Error Monitoring for Small Teams: Free Options That Work infographic

When to Upgrade From the Free Tier

Free tiers work until they do not. Here are the four signals that it is time to pay for error monitoring.

You are hitting event limits consistently. If Sentry keeps dropping events toward the end of the month, your data is incomplete and your alerts are unreliable. Upgrade before you miss a real incident.

You need advanced features. Session replay, performance monitoring, and release health are often limited or absent on free plans. If debugging is taking too long, those features pay for themselves quickly.

Your team grew past the free seat limit. Honeybadger’s five-contributor cap and similar limits on other plans are common reasons teams upgrade. Once you have six engineers, the math changes.

You have compliance requirements. SOC 2, HIPAA, GDPR retention rules, and SLA guarantees usually require a paid plan. If enterprise customers ask about your monitoring stack, free tier is a red flag.

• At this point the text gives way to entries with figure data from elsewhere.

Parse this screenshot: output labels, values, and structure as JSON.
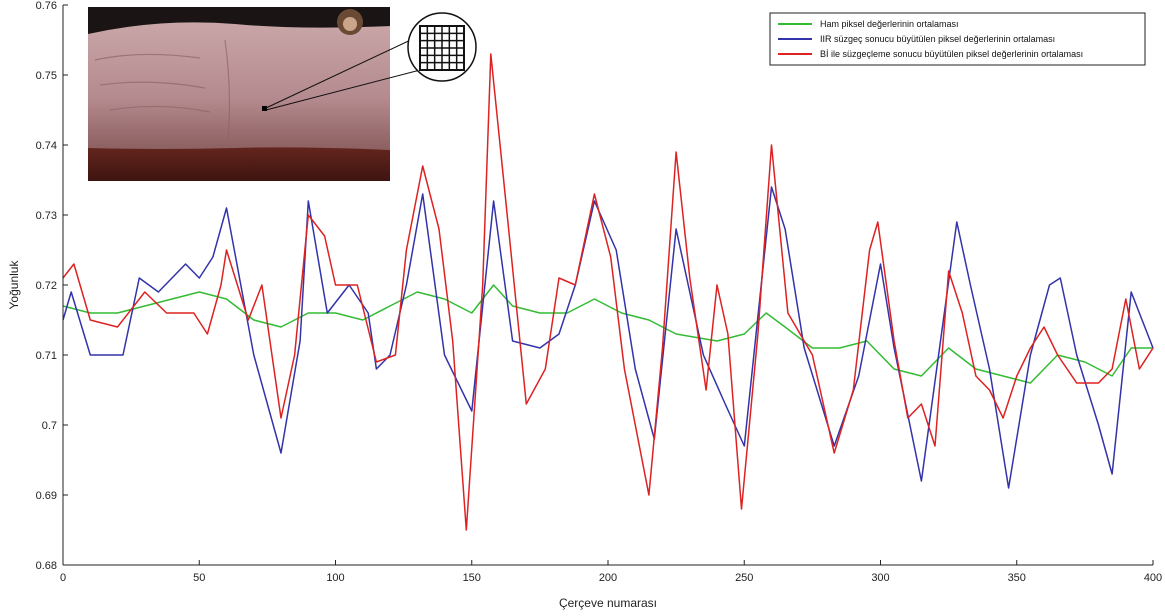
{
  "chart_data": {
    "type": "line",
    "title": "",
    "xlabel": "Çerçeve numarası",
    "ylabel": "Yoğunluk",
    "xlim": [
      0,
      400
    ],
    "ylim": [
      0.68,
      0.76
    ],
    "xticks": [
      0,
      50,
      100,
      150,
      200,
      250,
      300,
      350,
      400
    ],
    "yticks": [
      0.68,
      0.69,
      0.7,
      0.71,
      0.72,
      0.73,
      0.74,
      0.75,
      0.76
    ],
    "ytick_labels": [
      "0.68",
      "0.69",
      "0.7",
      "0.71",
      "0.72",
      "0.73",
      "0.74",
      "0.75",
      "0.76"
    ],
    "grid": false,
    "legend_position": "top-right",
    "series": [
      {
        "name": "Ham piksel değerlerinin ortalaması",
        "color": "#33bb33",
        "points": [
          [
            0,
            0.717
          ],
          [
            10,
            0.716
          ],
          [
            20,
            0.716
          ],
          [
            30,
            0.717
          ],
          [
            40,
            0.718
          ],
          [
            50,
            0.719
          ],
          [
            60,
            0.718
          ],
          [
            70,
            0.715
          ],
          [
            80,
            0.714
          ],
          [
            90,
            0.716
          ],
          [
            100,
            0.716
          ],
          [
            110,
            0.715
          ],
          [
            120,
            0.717
          ],
          [
            130,
            0.719
          ],
          [
            140,
            0.718
          ],
          [
            150,
            0.716
          ],
          [
            158,
            0.72
          ],
          [
            165,
            0.717
          ],
          [
            175,
            0.716
          ],
          [
            185,
            0.716
          ],
          [
            195,
            0.718
          ],
          [
            205,
            0.716
          ],
          [
            215,
            0.715
          ],
          [
            225,
            0.713
          ],
          [
            240,
            0.712
          ],
          [
            250,
            0.713
          ],
          [
            258,
            0.716
          ],
          [
            265,
            0.714
          ],
          [
            275,
            0.711
          ],
          [
            285,
            0.711
          ],
          [
            295,
            0.712
          ],
          [
            305,
            0.708
          ],
          [
            315,
            0.707
          ],
          [
            325,
            0.711
          ],
          [
            335,
            0.708
          ],
          [
            345,
            0.707
          ],
          [
            355,
            0.706
          ],
          [
            365,
            0.71
          ],
          [
            375,
            0.709
          ],
          [
            385,
            0.707
          ],
          [
            392,
            0.711
          ],
          [
            400,
            0.711
          ]
        ]
      },
      {
        "name": "IIR süzgeç sonucu büyütülen piksel değerlerinin ortalaması",
        "color": "#3333aa",
        "points": [
          [
            0,
            0.715
          ],
          [
            3,
            0.719
          ],
          [
            10,
            0.71
          ],
          [
            15,
            0.71
          ],
          [
            22,
            0.71
          ],
          [
            28,
            0.721
          ],
          [
            35,
            0.719
          ],
          [
            45,
            0.723
          ],
          [
            50,
            0.721
          ],
          [
            55,
            0.724
          ],
          [
            60,
            0.731
          ],
          [
            70,
            0.71
          ],
          [
            80,
            0.696
          ],
          [
            87,
            0.712
          ],
          [
            90,
            0.732
          ],
          [
            97,
            0.716
          ],
          [
            105,
            0.72
          ],
          [
            112,
            0.716
          ],
          [
            115,
            0.708
          ],
          [
            120,
            0.71
          ],
          [
            126,
            0.72
          ],
          [
            132,
            0.733
          ],
          [
            140,
            0.71
          ],
          [
            150,
            0.702
          ],
          [
            158,
            0.732
          ],
          [
            165,
            0.712
          ],
          [
            175,
            0.711
          ],
          [
            182,
            0.713
          ],
          [
            188,
            0.72
          ],
          [
            195,
            0.732
          ],
          [
            203,
            0.725
          ],
          [
            210,
            0.708
          ],
          [
            217,
            0.698
          ],
          [
            225,
            0.728
          ],
          [
            235,
            0.71
          ],
          [
            243,
            0.703
          ],
          [
            250,
            0.697
          ],
          [
            260,
            0.734
          ],
          [
            265,
            0.728
          ],
          [
            272,
            0.711
          ],
          [
            283,
            0.697
          ],
          [
            292,
            0.707
          ],
          [
            300,
            0.723
          ],
          [
            305,
            0.711
          ],
          [
            315,
            0.692
          ],
          [
            322,
            0.712
          ],
          [
            328,
            0.729
          ],
          [
            333,
            0.72
          ],
          [
            340,
            0.708
          ],
          [
            347,
            0.691
          ],
          [
            355,
            0.71
          ],
          [
            362,
            0.72
          ],
          [
            366,
            0.721
          ],
          [
            372,
            0.71
          ],
          [
            380,
            0.7
          ],
          [
            385,
            0.693
          ],
          [
            392,
            0.719
          ],
          [
            400,
            0.711
          ]
        ]
      },
      {
        "name": "Bİ ile süzgeçleme sonucu büyütülen piksel değerlerinin ortalaması",
        "color": "#dd2222",
        "points": [
          [
            0,
            0.721
          ],
          [
            4,
            0.723
          ],
          [
            10,
            0.715
          ],
          [
            20,
            0.714
          ],
          [
            30,
            0.719
          ],
          [
            38,
            0.716
          ],
          [
            48,
            0.716
          ],
          [
            53,
            0.713
          ],
          [
            58,
            0.72
          ],
          [
            60,
            0.725
          ],
          [
            68,
            0.715
          ],
          [
            73,
            0.72
          ],
          [
            80,
            0.701
          ],
          [
            85,
            0.71
          ],
          [
            90,
            0.73
          ],
          [
            96,
            0.727
          ],
          [
            100,
            0.72
          ],
          [
            108,
            0.72
          ],
          [
            115,
            0.709
          ],
          [
            122,
            0.71
          ],
          [
            126,
            0.725
          ],
          [
            132,
            0.737
          ],
          [
            138,
            0.728
          ],
          [
            143,
            0.712
          ],
          [
            148,
            0.685
          ],
          [
            154,
            0.72
          ],
          [
            157,
            0.753
          ],
          [
            163,
            0.73
          ],
          [
            170,
            0.703
          ],
          [
            177,
            0.708
          ],
          [
            182,
            0.721
          ],
          [
            188,
            0.72
          ],
          [
            195,
            0.733
          ],
          [
            201,
            0.724
          ],
          [
            206,
            0.708
          ],
          [
            215,
            0.69
          ],
          [
            220,
            0.711
          ],
          [
            225,
            0.739
          ],
          [
            230,
            0.721
          ],
          [
            236,
            0.705
          ],
          [
            240,
            0.72
          ],
          [
            244,
            0.713
          ],
          [
            249,
            0.688
          ],
          [
            255,
            0.713
          ],
          [
            260,
            0.74
          ],
          [
            266,
            0.716
          ],
          [
            275,
            0.71
          ],
          [
            283,
            0.696
          ],
          [
            290,
            0.705
          ],
          [
            296,
            0.725
          ],
          [
            299,
            0.729
          ],
          [
            305,
            0.712
          ],
          [
            310,
            0.701
          ],
          [
            315,
            0.703
          ],
          [
            320,
            0.697
          ],
          [
            325,
            0.722
          ],
          [
            330,
            0.716
          ],
          [
            335,
            0.707
          ],
          [
            340,
            0.705
          ],
          [
            345,
            0.701
          ],
          [
            350,
            0.707
          ],
          [
            355,
            0.711
          ],
          [
            360,
            0.714
          ],
          [
            365,
            0.71
          ],
          [
            372,
            0.706
          ],
          [
            380,
            0.706
          ],
          [
            385,
            0.708
          ],
          [
            390,
            0.718
          ],
          [
            395,
            0.708
          ],
          [
            400,
            0.711
          ]
        ]
      }
    ]
  }
}
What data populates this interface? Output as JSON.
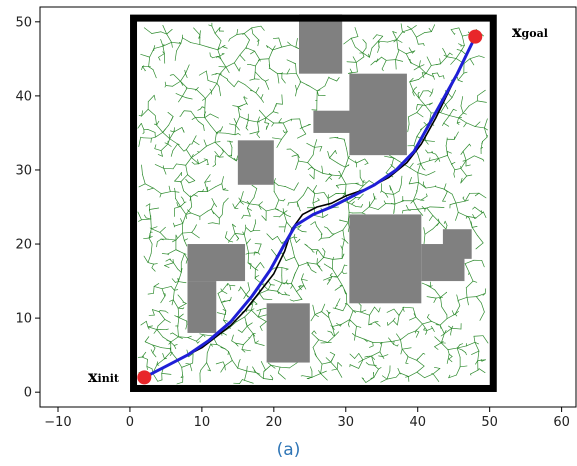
{
  "chart_data": {
    "type": "scatter",
    "title": "",
    "xlabel": "",
    "ylabel": "",
    "xlim": [
      -12.5,
      62
    ],
    "ylim": [
      -2,
      52
    ],
    "xticks": [
      -10,
      0,
      10,
      20,
      30,
      40,
      50,
      60
    ],
    "yticks": [
      0,
      10,
      20,
      30,
      40,
      50
    ],
    "boundary": {
      "x0": 0.5,
      "y0": 0.5,
      "x1": 50.5,
      "y1": 50.5
    },
    "obstacles": [
      {
        "x0": 23.5,
        "y0": 43,
        "x1": 29.5,
        "y1": 51
      },
      {
        "x0": 30.5,
        "y0": 32,
        "x1": 38.5,
        "y1": 43
      },
      {
        "x0": 25.5,
        "y0": 35,
        "x1": 31,
        "y1": 38
      },
      {
        "x0": 15,
        "y0": 28,
        "x1": 20,
        "y1": 34
      },
      {
        "x0": 8,
        "y0": 15,
        "x1": 16,
        "y1": 20
      },
      {
        "x0": 8,
        "y0": 8,
        "x1": 12,
        "y1": 15
      },
      {
        "x0": 30.5,
        "y0": 12,
        "x1": 40.5,
        "y1": 24
      },
      {
        "x0": 40.5,
        "y0": 15,
        "x1": 46.5,
        "y1": 20
      },
      {
        "x0": 43.5,
        "y0": 18,
        "x1": 47.5,
        "y1": 22
      },
      {
        "x0": 19,
        "y0": 4,
        "x1": 25,
        "y1": 12
      }
    ],
    "start": {
      "label_main": "x",
      "label_sub": "init",
      "x": 2,
      "y": 2
    },
    "goal": {
      "label_main": "x",
      "label_sub": "goal",
      "x": 48,
      "y": 48
    },
    "tree_path": [
      [
        2,
        2
      ],
      [
        6,
        4
      ],
      [
        10,
        6
      ],
      [
        12,
        7.5
      ],
      [
        14,
        9
      ],
      [
        16,
        11
      ],
      [
        18,
        13.5
      ],
      [
        20,
        16
      ],
      [
        21.5,
        19
      ],
      [
        22.5,
        22
      ],
      [
        24,
        24
      ],
      [
        26,
        25
      ],
      [
        28,
        25.5
      ],
      [
        30,
        26.5
      ],
      [
        33,
        27.5
      ],
      [
        36,
        29
      ],
      [
        38.5,
        31
      ],
      [
        40.5,
        33.5
      ],
      [
        42.5,
        37
      ],
      [
        44.5,
        41
      ],
      [
        46.5,
        45
      ],
      [
        48,
        48
      ]
    ],
    "smooth_path": [
      [
        2,
        2
      ],
      [
        5,
        3.5
      ],
      [
        8,
        5
      ],
      [
        11,
        7
      ],
      [
        14,
        9.5
      ],
      [
        17,
        13
      ],
      [
        19.5,
        16.5
      ],
      [
        21.5,
        20
      ],
      [
        23,
        22.5
      ],
      [
        25.5,
        24
      ],
      [
        28,
        25
      ],
      [
        31,
        26.5
      ],
      [
        34,
        28
      ],
      [
        37,
        30
      ],
      [
        39.5,
        32.5
      ],
      [
        41.5,
        36
      ],
      [
        43.5,
        39.5
      ],
      [
        45.5,
        43
      ],
      [
        47,
        46
      ],
      [
        48,
        48
      ]
    ],
    "colors": {
      "tree": "#2e8b2e",
      "tree_path": "#000000",
      "smooth_path": "#1f1fd6",
      "obstacle": "#808080",
      "boundary": "#000000",
      "endpoint": "#e8262a"
    }
  },
  "caption": "(a)"
}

Sentry Free Tier vs GlitchTip Self-Hosted

This is the most common comparison for small teams and worth a direct look.

Sentry’s free tier gives you 5,000 errors per month, session replay, and all SDK features without operational overhead. You trade data residency and the event cap.

GlitchTip self-hosted gives you unlimited events, full data control, and a $5 VPS bill. You trade operational simplicity (someone has to patch the server) and some features (no AI, simpler UI).

If you ship fewer than 5,000 errors per month and do not have strict data requirements, Sentry free is the faster path. If you are privacy-conscious, expect to exceed the free tier soon, or want to avoid vendor lock-in, GlitchTip is the better long-term bet. Its Sentry SDK compatibility means you can switch direction later without code changes.

Error Monitoring Without Paying for Sentry

If paid Sentry is off the table, you still have strong options. A GlitchTip instance on a $5 VPS handles tens of thousands of events per month. BugSnag’s free tier gives you 7,500 events with mobile support built in. Honeybadger’s developer plan is free for small teams and has no event cap.

The Rollbar blog maintains a running list of error monitoring tools  that is useful for comparison shopping. Community threads on r/webdev  and r/devops  are also worth skimming for real-world experiences with each tool.

The one setup to avoid is running no error monitoring at all and hoping users will report issues. They will not. They will churn.

A $0 Error Monitoring Stack for a Team of Three

Here is a recommended stack for a small engineering team that wants full coverage without a budget line.

  • Error monitoring: Sentry free tier (5,000 errors per month, session replay included).
  • Bug reporting: ShotMark for one-click visual capture of screenshots, console logs, and network requests.
  • Alerting: Sentry’s Slack integration, with two rules (new error type, error rate spike).
  • Source maps: Uploaded on every production build via your CI pipeline.
  • Total cost: $0 per month.

This stack covers the whole loop: users hit an error, Sentry captures it, Slack alerts the team, and a QA engineer using ShotMark can reproduce the issue with full context in 30 seconds. Scale up when you hit the event cap or the team passes five engineers.

Start with the free tier today and see how far it gets you. Error monitoring for small teams is no longer a budget question, it is a setup question, and the setup takes an afternoon. Once your first SDK is live and source maps are uploading, you will wonder how you shipped without it.